The most common data quality issues around is related to accuracy, validity, timeliness, completeness and not at least uniqueness with the data we hold about people.
In databases tables are supposed to have a unique primary key. There are two basic types of primary keys:
- Surrogate keys are typically numbers with no relation (and binding) to the real world. They are made invisible to the users of the applications operating on the database.
- Natural keys are derived from existing codes or other data identifying an entity in the real world or made for that purpose. They are visible to users and part of electronic, written and verbal communication.
As surrogate keys obviously don’t help with real world uniqueness and there are no common global natural key for all human beings on the earth we have a challenge in creating a good primary key for a Homo Sapiens table.
Inside a given country we have different forms of citizen ID’s (national identification number) with very varying terms of use between the countries. But even in Scandinavia where I live and we have widespread use of unique citizen ID’s most tables that could have the name Homo_Sapiens cannot use a Citizen ID as (unique) primary key for several reasons as well as that data is not present in a lot of situations.
Most often we name the tables holding data about human beings by the role people will act in within the purpose of use for the data we collect. For example Customer Table. A customer may be an individual but also a household or a business entity. A human being may be a private consumer but also an employee at a business making a purchase or a business owner making both private purchases and business purchases.
Every business activity always comes down to interacting with individual persons. But as our data is collected for the different roles that individual may have acted in, we have a need for viewing these data related to single human beings. The methods for facilitating this have different flavours as:
- Deduplication is the classic term used for describing processes where records are linked, merged or purged in order to make a golden copy having only one (parent) database row for each individual person (and other legal entities). This is usually done by matching data elements in internal tables with names and addresses within a given organisation.
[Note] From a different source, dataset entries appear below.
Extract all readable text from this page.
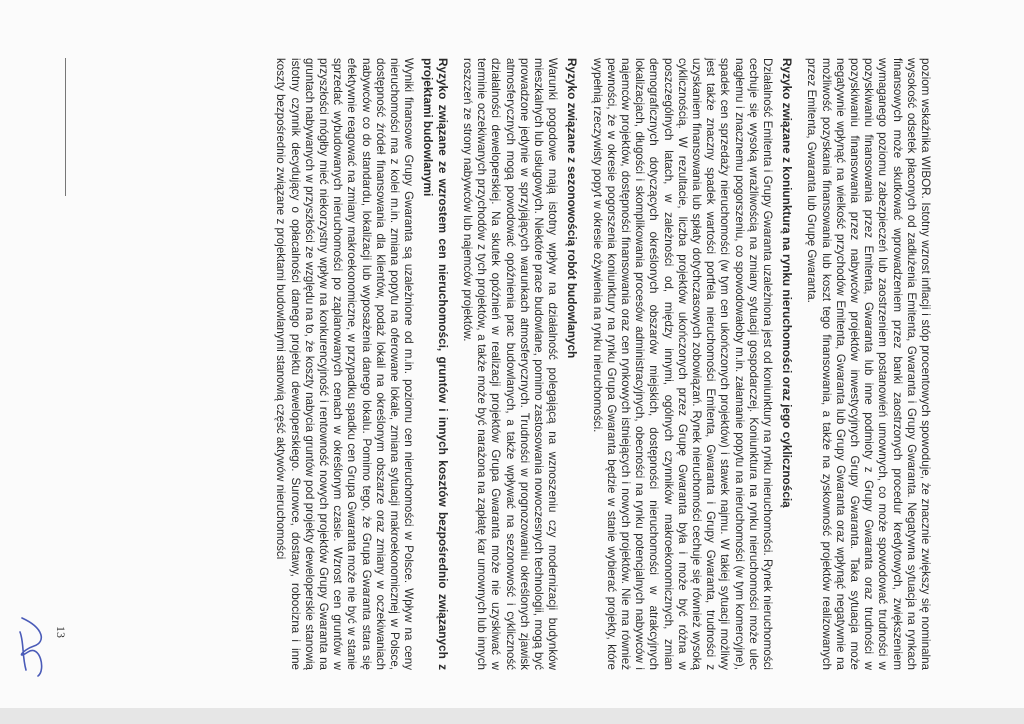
poziom wskaźnika WIBOR. Istotny wzrost inflacji i stóp procentowych spowoduje, że znacznie zwiększy się nominalna wysokość odsetek płaconych od zadłużenia Emitenta, Gwaranta i Grupy Gwaranta. Negatywna sytuacja na rynkach finansowych może skutkować wprowadzeniem przez banki zaostrzonych procedur kredytowych, zwiększeniem wymaganego poziomu zabezpieczeń lub zaostrzeniem postanowień umownych, co może spowodować trudności w pozyskiwaniu finansowania przez Emitenta, Gwaranta lub inne podmioty z Grupy Gwaranta oraz trudności w pozyskiwaniu finansowania przez nabywców projektów inwestycyjnych Grupy Gwaranta. Taka sytuacja może negatywnie wpłynąć na wielkość przychodów Emitenta, Gwaranta lub Grupy Gwaranta oraz wpłynąć negatywnie na możliwość pozyskania finansowania lub koszt tego finansowania, a także na zyskowność projektów realizowanych przez Emitenta, Gwaranta lub Grupę Gwaranta.

Ryzyko związane z koniunkturą na rynku nieruchomości oraz jego cyklicznością

Działalność Emitenta i Grupy Gwaranta uzależniona jest od koniunktury na rynku nieruchomości. Rynek nieruchomości cechuje się wysoką wrażliwością na zmiany sytuacji gospodarczej. Koniunktura na rynku nieruchomości może ulec nagłemu i znacznemu pogorszeniu, co spowodowałoby m.in. załamanie popytu na nieruchomości (w tym komercyjne), spadek cen sprzedaży nieruchomości (w tym cen ukończonych projektów) i stawek najmu. W takiej sytuacji możliwy jest także znaczny spadek wartości portfela nieruchomości Emitenta, Gwaranta i Grupy Gwaranta, trudności z uzyskaniem finansowania lub spłaty dotychczasowych zobowiązań. Rynek nieruchomości cechuje się również wysoką cyklicznością. W rezultacie, liczba projektów ukończonych przez Grupę Gwaranta była i może być różna w poszczególnych latach, w zależności od, między innymi, ogólnych czynników makroekonomicznych, zmian demograficznych dotyczących określonych obszarów miejskich, dostępności nieruchomości w atrakcyjnych lokalizacjach, długości i skomplikowania procesów administracyjnych, obecności na rynku potencjalnych nabywców i najemców projektów, dostępności finansowania oraz cen rynkowych istniejących i nowych projektów. Nie ma również pewności, że w okresie pogorszenia koniunktury na rynku Grupa Gwaranta będzie w stanie wybierać projekty, które wypełnią rzeczywisty popyt w okresie ożywienia na rynku nieruchomości.

Ryzyko związane z sezonowością robót budowlanych

Warunki pogodowe mają istotny wpływ na działalność polegającą na wznoszeniu czy modernizacji budynków mieszkalnych lub usługowych. Niektóre prace budowlane, pomimo zastosowania nowoczesnych technologii, mogą być prowadzone jedynie w sprzyjających warunkach atmosferycznych. Trudności w prognozowaniu określonych zjawisk atmosferycznych mogą powodować opóźnienia prac budowlanych, a także wpływać na sezonowość i cykliczność działalności deweloperskiej. Na skutek opóźnień w realizacji projektów Grupa Gwaranta może nie uzyskiwać w terminie oczekiwanych przychodów z tych projektów, a także może być narażona na zapłatę kar umownych lub innych roszczeń ze strony nabywców lub najemców projektów.

Ryzyko związane ze wzrostem cen nieruchomości, gruntów i innych kosztów bezpośrednio związanych z projektami budowlanymi

Wyniki finansowe Grupy Gwaranta są uzależnione od m.in. poziomu cen nieruchomości w Polsce. Wpływ na ceny nieruchomości ma z kolei m.in. zmiana popytu na oferowane lokale, zmiana sytuacji makroekonomicznej w Polsce, dostępność źródeł finansowania dla klientów, podaż lokali na określonym obszarze oraz zmiany w oczekiwaniach nabywców co do standardu, lokalizacji lub wyposażenia danego lokalu. Pomimo tego, że Grupa Gwaranta stara się efektywnie reagować na zmiany makroekonomiczne, w przypadku spadku cen Grupa Gwaranta może nie być w stanie sprzedać wybudowanych nieruchomości po zaplanowanych cenach w określonym czasie. Wzrost cen gruntów w przyszłości mógłby mieć niekorzystny wpływ na konkurencyjność i rentowność nowych projektów Grupy Gwaranta na gruntach nabywanych w przyszłości ze względu na to, że koszty nabycia gruntów pod projekty deweloperskie stanowią istotny czynnik decydujący o opłacalności danego projektu deweloperskiego. Surowce, dostawy, robocizna i inne koszty bezpośrednio związane z projektami budowlanymi stanowią część aktywów nieruchomości

13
- Identity Resolution is about the same but – if a distinction is considered to exist – uses a wider range of data, rules and functionality to relate collected data rows to real world entities. In my eyes exploiting external reference data will add considerable efficiency in the years to come within deduplication / identity resolution.
- Master Data Hierarchy Management again have the same goal of establishing a golden copy of collected data by emphasising on reflecting the complex structure of relationships in the real world as well as the related history.
Next time I am involved in a data modelling exercise I will propose a Homo_Sapiens table. Wonder about the odds for buy in from other business and technical delegates.